“500 milyon dolarlık kredimiz hazır!”

Türkiye’nin KKTC’ye göndereceği para, çeşitli medya organlarında bu tür başlıklarla müjdelendi.

500 milyon dolar “bizim” oluverdi. Sadece banknot olarak değil; duygusal olarak da… Anında aldık kabul ettik. İçimize sindirdik.

“Kendi ayakları üzerinde durabilen bir devlet” ve “kendi kendine yetebilen bir ekonomi” lafları unutuldu gitti. Yine taşıma suya sevinir olduk.

Ekonomi bilimi, “hiçbir ekonomi, dış yardımla yapısal istikrara kavuşturulamaz; aslolan üretim çarklarının dönmesidir” dediği halde yine günü kurtarmanın verdiği rahatlıkla gevşedik.

Televizyonlarda birkaç gündür, mutat yılbaşı öncesi söyleşileri yayınlanıyor. Mikrofon uzatılan her esnaf, her tezgâhtar ve her iş insanı “13’üncü maaşlar henüz ödenmediği için işler kesat” diyor.

Memur sayısı 20 bin dolayında. 30 binden fazla emekli var. Yani ülkede 13’üncü maaş alan insan sayısı, aile fertlerini de katınca kabaca 150 bin kişi civarında çıkıyor.

Çarşıyı hareketlendiren şey 13’üncü maaş olduğuna göre, en iyimser tahminle nüfusun diğer yarısı ekonominin figüranı durumunda. Memur 13’üncü maaşını alacak, alışverişe çıkacak, bu sayede memleketin diğer yarısı payına üç beş kuruş düşsün diye bekleşecek. Ekonomimiz budur!

Asgari ücretle dahi iş bulamayan işsizlerinse hepten boynu kopsun!

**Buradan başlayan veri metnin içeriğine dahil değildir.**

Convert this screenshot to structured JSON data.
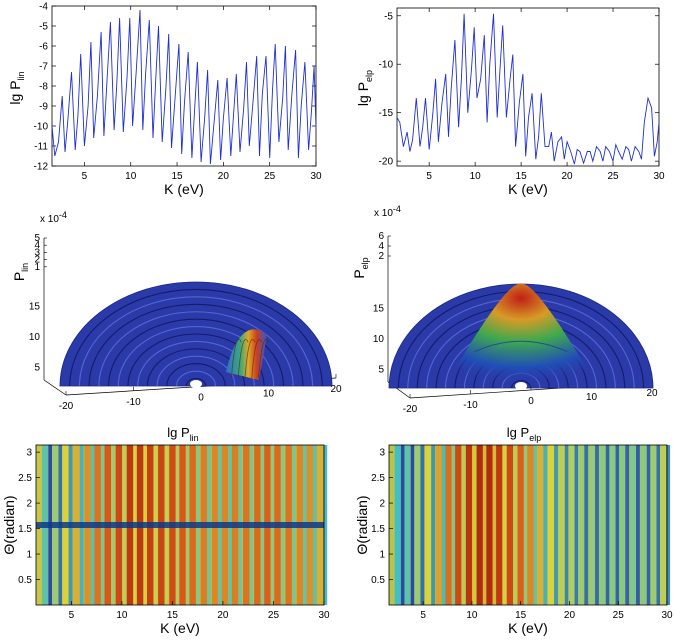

Yeni bir ekonomi paradigmasına, üretim sahasını genişletmeye yarayacak köklü bir vizyon değişikliğine ne gerek var? 500 milyon “dolarımız” geldi ya… Neyimize yetmez?

Ekonomide yapısal hiçbir sorunu çözmeyen bu kredi ve hibe akışının, ayrıca neden olduğu politik ve sosyal yaralardan söz etmek bile gereksiz.

Siz “paramız geldi” dedikçe, karşıdakinin gözünde “besleme” oluyorsunuz! Taksicisinden başbakanına önüne gelen size sallayıp duruyor. Turist bile, garsona, şoföre kızmaya görsün; hemen “ay o kadar para gönderiyoruz size; bir düzelemediniz gitti” diye toptan fırça kaymaya başlıyor.

500 milyon dolar birilerinin işine yarayacak. Bu sayesinde Erdoğan “hayırsever”, Küçük “başarılı” sayılacak. Ayrıca kamu maliyesinin yükü hafiflediği için, geçimini hazineden sağlayan kesimleri “mutlu” günler bekliyor.

Peki ama bu para ile KKTC ekonomisi düze çıkabilecek mi? Devlet hazinesiyle “vergi mükellefi” olmak dışında hiçbir bağı olmayan insanların bu işten umması gereken fayda nedir? Yeni camiler, yeni devlet binaları, yeni partizan istihdamlar mı?

Keşke hükümetler Ankara’ya yardım talebi için gideceklerine “ürettiğimizi alın” demeye gitseler. Her yıl 300-500 milyonluk hibe anlaşmaları imzalanacağına, 300-500 milyonluk ihracat imkânı sağlansa…

Bu sayede hem üretim çarkları çalışır, istihdam olanakları artar hem de “onurlu” bir alışveriş ortamı tesis edilmiş olurdu.

500 milyon doların kısa sürede “baloncuk” gibi patlayıp yok olacağı kesin. Daha kalıcı bir çare düşünmenin zamanı daha gelmedi mi?